This post was originally published on Mom Babble.
What if I just died?
I was sitting on the floor of my shower, dazed and feeling utterly alone. I knew something was wrong.
I was scared to tell my husband that the thought had crossed my mind, but after five long months of not sleeping, I knew I needed help. Who knew sleep deprivation could drive you to the brink, and make you completely terrified of your sweet miracle baby?
Our daughter Lila was a product of in vitro. Her story of conception is a long one of seven years and many surgeries. The pregnancy was difficult, also: vomiting for the first 20 weeks, injections, low amniotic fluid, and eight weeks of pregnancy-induced hypertension which ended in Lila arriving five weeks early. I had a botched epidural (they nicked my spinal column, resulting in a blood patch), and my preemie daughter was taken to the NICU with lungs that weren’t yet fully formed.
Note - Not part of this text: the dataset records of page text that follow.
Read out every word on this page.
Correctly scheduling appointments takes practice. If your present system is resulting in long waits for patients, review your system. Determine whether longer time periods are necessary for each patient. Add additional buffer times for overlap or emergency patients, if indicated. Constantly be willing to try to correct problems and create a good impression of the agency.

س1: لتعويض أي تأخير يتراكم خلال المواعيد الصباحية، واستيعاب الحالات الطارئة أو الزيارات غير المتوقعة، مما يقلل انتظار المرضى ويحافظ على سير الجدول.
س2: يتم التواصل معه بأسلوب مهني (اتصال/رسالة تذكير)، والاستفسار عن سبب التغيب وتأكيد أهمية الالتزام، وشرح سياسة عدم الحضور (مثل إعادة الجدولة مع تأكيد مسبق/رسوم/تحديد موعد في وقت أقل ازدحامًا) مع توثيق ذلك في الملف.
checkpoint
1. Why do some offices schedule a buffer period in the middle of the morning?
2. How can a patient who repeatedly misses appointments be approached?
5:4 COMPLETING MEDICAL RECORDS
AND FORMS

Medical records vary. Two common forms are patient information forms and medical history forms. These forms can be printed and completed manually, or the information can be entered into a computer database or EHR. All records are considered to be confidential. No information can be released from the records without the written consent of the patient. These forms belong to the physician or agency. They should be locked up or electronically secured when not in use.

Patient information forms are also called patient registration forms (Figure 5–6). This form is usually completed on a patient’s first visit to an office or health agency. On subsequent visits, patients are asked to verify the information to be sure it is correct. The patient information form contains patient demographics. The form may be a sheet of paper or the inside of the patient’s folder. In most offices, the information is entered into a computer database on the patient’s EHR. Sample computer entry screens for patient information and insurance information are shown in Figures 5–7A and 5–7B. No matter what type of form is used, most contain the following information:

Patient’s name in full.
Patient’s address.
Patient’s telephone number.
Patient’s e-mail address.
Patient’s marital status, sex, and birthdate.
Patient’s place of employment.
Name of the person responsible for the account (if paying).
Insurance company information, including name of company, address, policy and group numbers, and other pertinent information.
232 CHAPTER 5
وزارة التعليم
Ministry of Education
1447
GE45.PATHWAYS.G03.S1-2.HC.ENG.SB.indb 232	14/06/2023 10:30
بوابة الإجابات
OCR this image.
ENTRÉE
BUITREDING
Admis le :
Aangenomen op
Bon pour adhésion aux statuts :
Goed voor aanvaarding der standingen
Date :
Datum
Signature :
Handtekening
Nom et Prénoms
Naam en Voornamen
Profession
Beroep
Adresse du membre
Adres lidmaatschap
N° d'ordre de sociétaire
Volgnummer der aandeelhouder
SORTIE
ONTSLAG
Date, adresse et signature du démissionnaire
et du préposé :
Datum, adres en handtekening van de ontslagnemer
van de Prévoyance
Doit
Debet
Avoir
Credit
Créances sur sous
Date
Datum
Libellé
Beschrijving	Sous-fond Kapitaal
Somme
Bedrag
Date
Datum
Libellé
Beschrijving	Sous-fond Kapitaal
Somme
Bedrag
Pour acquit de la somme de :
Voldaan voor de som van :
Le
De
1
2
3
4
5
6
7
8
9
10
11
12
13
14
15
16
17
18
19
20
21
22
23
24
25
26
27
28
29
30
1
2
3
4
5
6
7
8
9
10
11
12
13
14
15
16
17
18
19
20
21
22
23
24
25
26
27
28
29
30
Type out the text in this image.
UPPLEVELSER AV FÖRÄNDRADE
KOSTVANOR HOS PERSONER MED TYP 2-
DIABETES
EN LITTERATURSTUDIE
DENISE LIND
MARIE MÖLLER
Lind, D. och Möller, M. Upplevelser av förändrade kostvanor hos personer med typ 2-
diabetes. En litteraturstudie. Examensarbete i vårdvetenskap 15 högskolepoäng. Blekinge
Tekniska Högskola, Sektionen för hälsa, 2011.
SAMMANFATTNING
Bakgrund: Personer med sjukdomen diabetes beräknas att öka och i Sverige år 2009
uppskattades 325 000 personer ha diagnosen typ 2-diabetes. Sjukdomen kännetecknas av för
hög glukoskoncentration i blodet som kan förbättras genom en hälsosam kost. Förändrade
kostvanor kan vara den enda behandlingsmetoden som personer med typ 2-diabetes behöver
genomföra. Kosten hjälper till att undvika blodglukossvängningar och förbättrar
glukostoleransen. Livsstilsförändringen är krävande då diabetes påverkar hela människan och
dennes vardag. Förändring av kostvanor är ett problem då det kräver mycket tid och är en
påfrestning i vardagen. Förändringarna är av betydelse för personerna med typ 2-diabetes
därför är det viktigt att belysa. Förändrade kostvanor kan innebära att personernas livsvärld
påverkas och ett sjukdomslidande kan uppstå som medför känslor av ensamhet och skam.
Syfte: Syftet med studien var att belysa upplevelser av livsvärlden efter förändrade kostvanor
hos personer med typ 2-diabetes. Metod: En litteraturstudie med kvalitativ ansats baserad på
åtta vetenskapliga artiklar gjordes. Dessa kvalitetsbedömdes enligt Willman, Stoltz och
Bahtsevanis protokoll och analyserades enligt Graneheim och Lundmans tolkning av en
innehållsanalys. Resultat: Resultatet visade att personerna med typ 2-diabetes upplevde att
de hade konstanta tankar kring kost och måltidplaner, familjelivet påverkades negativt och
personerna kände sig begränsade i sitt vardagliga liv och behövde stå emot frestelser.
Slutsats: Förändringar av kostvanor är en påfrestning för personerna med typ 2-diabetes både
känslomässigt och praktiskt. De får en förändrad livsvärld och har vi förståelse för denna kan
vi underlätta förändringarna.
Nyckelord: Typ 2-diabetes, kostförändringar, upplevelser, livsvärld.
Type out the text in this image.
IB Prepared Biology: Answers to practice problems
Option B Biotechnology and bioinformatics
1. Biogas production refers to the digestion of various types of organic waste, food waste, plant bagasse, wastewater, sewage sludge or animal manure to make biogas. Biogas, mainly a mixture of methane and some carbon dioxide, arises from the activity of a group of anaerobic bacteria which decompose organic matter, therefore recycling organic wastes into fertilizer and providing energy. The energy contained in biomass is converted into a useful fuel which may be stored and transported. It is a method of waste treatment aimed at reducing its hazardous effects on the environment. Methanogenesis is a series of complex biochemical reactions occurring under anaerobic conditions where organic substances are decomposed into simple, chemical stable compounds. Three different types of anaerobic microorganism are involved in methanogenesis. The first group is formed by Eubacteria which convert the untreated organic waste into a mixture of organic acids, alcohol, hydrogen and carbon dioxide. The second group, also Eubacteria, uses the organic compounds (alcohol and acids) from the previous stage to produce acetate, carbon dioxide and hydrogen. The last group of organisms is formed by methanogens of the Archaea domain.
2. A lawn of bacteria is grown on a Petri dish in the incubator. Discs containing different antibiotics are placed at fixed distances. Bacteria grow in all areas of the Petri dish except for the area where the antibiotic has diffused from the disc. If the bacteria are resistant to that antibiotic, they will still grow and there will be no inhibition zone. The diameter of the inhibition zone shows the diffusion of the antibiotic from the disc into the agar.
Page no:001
They say traumatic births cause a higher incidence of postpartum depression, and it took a psychologist less than ten minutes to declare that I had postpartum anxiety disorder.
“You need to sleep,” she said.
At five months old, Lila was still waking every two hours. She was a dream come true, but she had acid reflux and rarely slept. Anxiety pulsed through my body like an electric current and I could never seem to relax. I would wait up all night for her to wake, too afraid to fall asleep because I thought I wouldn’t hear her. Lying awake all night had become maddening and I was terrified I would never sleep again.
That morning in the shower I felt like I was losing my mind. I knew I wasn’t myself, and that we couldn’t carry on like this much longer. As I sat there feeling the hot water wash away my endless tears, I made the decision to finally make a change. I needed to do more than just survive, I needed to live again.
Since my husband travelled often for work, we had no family nearby, and anti-anxiety meds didn’t work for me…we decided to sleep train. Some think sleep training is barbaric for the baby, but we didn’t agree. We knew that we were teaching her to be an independent sleeper, a skill necessary for every child to learn. So we did what most people do when looking for an answer… we consulted books.
We tried Ferberizing which was really hard for us and didn’t work, and then I sat by her crib and tried the Baby Whisperer “shh pat” method desperate for her to sleep. Of course that didn’t work either. Then one morning I saw a segment on the Today Show about a sleep training company…BINGO! We called Dream Team Baby and they put Lila on a schedule, instructed us to use black out shades and a white noise machine, and encouraged us to introduce a lovey that smelled like me. Then we did it, we put her to sleep awake with a full tummy at 7:00pm. No more rocking, no more singing, no more relying on mommy to coax her to dreamland.
Yes there was crying involved, and we could go in if we needed to calm her, but we didn’t have to. After just two nights she was sleeping 12 straight blissful hours, and rocking was a thing of the past. Lila could finally self soothe, and I could finally get some sleep. Ironically it took me more than a couple of months to re-train myself how to sleep through the night.
We later learned at age four that Lila had sensory issues, and transitions, especially different bedtimes, were tough and triggered negative behavior. She was exhibiting the need for a schedule as an infant, but we never understood her.
I’ve shared my story of sleep training on Bundoo and received extremely negative feedback on social media. Why? Because we allowed our baby to cry. To those that oppose sleep training, I say to each their own. There is no right way to raise a child, only what’s right for your family…period.
Sleep training our first baby in some ways saved my life…and my sanity. And it gave us each life skills that are invaluable. She learned to be an independent sleeper and I learned to believe in myself and gained more self-confidence as a woman and a mother. Who knows what would have happened to me if I didn’t ask for help? My hope in writing this if there is a mom out there that is scared, and beyond exhausted and needs help, she will ask for it. And she will learn that it’s OK to put your needs first for the better of you and your child.
There are no cry methods, there are modify cry it out ways, there’s so many different options to help you get your child to sleep. But crying won’t break your child like so many claim. My healthy, happy, thriving six year old is living proof.
She is loved, she is cherished, and finally….so am I.
*Please note our child was 5 months old, and over 12 pounds in weight when we decided to sleep train. Our pediatrician both recommended this, and agreed 12 hours was fine without a feeding at this age.